As Time Goes By ~僕等のかえりみち~

「……。もう…、掻き乱さないで。」



私はそう吐き捨てると……



机の中の荷物を、無理矢理鞄に詰め込んだ。



「…柚?」


心配そうな声で、律が私を呼ぶ。



「…りっちゃん。大丈夫!でも、たった今具合が悪くなりました。よって早退しますので、そこんとこヨロシク。」



「よろしくってアンタ……」



律が止めるその腕を振り払うと……


脇見も触れず、私は一目散にその場を後にした。






「…中道……。アンタ、柚に何したの?」



「…なにって…。」



「あそこまで怒るようなこと、今までなかったでしょ?それにあのコ今日何だかおかしかった。

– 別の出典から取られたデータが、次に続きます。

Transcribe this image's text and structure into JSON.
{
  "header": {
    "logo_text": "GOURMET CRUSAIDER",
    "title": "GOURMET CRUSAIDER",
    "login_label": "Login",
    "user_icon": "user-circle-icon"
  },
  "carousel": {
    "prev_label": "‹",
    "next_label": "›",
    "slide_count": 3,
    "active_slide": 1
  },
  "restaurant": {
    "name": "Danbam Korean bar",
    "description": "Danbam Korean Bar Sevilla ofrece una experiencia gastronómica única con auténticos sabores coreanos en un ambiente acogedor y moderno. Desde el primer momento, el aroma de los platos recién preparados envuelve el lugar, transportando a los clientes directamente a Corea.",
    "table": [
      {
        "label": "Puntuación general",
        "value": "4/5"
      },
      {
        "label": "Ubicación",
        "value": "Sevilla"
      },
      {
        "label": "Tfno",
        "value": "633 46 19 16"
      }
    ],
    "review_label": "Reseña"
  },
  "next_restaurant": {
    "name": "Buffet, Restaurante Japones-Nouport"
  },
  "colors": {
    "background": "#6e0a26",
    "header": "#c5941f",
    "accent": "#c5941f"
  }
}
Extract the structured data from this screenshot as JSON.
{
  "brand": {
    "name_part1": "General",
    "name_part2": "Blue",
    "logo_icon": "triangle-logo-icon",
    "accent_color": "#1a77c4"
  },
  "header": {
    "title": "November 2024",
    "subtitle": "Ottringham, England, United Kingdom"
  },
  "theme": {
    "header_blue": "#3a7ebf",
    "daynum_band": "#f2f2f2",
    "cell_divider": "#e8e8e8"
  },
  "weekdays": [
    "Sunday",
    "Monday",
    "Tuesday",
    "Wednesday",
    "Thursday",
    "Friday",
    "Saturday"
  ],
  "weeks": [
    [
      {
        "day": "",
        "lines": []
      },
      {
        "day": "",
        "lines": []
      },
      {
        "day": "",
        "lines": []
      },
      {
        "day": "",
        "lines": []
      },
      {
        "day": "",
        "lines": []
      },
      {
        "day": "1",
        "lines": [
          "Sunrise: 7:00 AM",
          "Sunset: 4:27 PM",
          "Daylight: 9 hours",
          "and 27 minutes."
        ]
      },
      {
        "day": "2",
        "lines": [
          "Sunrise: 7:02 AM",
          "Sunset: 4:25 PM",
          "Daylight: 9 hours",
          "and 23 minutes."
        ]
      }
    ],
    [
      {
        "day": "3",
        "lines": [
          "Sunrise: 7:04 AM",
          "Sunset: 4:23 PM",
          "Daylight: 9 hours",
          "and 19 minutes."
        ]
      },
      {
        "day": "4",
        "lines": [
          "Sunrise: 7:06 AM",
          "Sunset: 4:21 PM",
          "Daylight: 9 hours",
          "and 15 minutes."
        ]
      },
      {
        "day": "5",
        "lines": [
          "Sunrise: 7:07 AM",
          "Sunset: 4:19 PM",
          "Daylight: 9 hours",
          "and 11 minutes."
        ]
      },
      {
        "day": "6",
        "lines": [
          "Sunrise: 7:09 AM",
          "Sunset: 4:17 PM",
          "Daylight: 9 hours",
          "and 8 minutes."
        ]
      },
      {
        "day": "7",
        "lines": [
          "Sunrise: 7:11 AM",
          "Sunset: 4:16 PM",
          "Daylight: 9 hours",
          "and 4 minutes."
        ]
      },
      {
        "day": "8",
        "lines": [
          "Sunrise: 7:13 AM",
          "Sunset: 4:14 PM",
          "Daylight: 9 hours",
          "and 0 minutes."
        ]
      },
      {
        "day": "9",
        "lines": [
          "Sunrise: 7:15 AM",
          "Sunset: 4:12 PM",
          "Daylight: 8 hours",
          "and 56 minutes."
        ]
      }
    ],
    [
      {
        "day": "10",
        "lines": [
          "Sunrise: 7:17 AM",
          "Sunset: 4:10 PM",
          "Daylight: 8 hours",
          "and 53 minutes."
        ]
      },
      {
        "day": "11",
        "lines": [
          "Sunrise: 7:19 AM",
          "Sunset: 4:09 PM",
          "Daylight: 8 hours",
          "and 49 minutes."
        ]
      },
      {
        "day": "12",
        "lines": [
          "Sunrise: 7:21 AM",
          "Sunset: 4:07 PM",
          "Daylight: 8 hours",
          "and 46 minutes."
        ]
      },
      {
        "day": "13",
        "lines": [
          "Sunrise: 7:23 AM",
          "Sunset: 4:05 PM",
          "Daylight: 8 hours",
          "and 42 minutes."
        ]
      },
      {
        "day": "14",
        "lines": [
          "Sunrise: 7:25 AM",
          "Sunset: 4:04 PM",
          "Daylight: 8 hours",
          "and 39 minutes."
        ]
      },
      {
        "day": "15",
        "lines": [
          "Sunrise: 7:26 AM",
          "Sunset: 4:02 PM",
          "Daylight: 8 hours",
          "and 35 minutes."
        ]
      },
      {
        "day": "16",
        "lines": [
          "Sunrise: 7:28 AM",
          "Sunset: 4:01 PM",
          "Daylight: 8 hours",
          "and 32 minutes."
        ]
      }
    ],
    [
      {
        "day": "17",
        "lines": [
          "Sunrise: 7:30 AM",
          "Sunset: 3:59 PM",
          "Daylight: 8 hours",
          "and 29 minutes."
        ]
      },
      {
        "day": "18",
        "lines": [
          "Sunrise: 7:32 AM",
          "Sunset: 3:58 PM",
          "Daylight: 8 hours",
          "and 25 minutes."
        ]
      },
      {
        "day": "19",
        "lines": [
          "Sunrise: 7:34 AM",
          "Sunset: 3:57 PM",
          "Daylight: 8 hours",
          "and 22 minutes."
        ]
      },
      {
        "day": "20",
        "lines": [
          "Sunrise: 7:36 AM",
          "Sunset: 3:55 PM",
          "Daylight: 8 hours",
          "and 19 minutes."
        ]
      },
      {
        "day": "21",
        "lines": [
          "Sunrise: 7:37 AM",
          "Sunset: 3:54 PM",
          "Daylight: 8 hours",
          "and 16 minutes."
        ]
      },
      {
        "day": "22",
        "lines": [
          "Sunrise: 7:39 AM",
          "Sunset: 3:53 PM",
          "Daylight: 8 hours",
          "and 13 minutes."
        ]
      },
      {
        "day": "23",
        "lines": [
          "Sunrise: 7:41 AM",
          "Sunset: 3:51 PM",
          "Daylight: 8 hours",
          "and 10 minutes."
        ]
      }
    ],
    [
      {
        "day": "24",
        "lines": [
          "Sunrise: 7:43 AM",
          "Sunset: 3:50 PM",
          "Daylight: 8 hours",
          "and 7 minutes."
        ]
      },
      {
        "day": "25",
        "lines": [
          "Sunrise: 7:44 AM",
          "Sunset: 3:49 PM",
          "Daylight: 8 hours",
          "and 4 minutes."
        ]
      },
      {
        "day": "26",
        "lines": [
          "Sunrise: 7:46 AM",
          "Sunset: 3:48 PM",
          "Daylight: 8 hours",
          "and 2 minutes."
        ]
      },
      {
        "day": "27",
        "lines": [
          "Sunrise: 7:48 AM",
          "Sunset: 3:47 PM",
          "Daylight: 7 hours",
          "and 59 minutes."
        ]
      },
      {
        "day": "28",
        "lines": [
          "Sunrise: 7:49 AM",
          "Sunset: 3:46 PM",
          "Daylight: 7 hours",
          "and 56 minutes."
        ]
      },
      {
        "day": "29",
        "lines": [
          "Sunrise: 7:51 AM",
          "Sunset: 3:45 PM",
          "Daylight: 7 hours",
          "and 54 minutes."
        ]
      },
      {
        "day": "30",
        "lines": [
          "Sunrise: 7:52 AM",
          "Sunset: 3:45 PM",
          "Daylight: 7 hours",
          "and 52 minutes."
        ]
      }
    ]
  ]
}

アンタのせい…?」


「…さあ。そうだったらいいのにな。」



「は?!なにそれ…。とにかく、柚を…、あの双子を傷つけたら、私が許さないから。」


「……かっこいいな。」


「茶化さないで。そうやってアンタは…あの二人を傷つけてんだね。」



「…は?」



「その煮え切らない態度が…気にくわないわ。」



「そりゃあどーも。」



「…何であの子たちはこんな奴のこと……。」



「りっちゃん。思い違いだよ、それは。」



「………。」



「…思い違いだって、そう思わせてよ。」



「………!中道……。」



「あいつらには何の非もねーんだ。」



「………。」




「こんなもんなんだよ。俺の人生。」




「………。馬鹿だね、アンタ達は……。」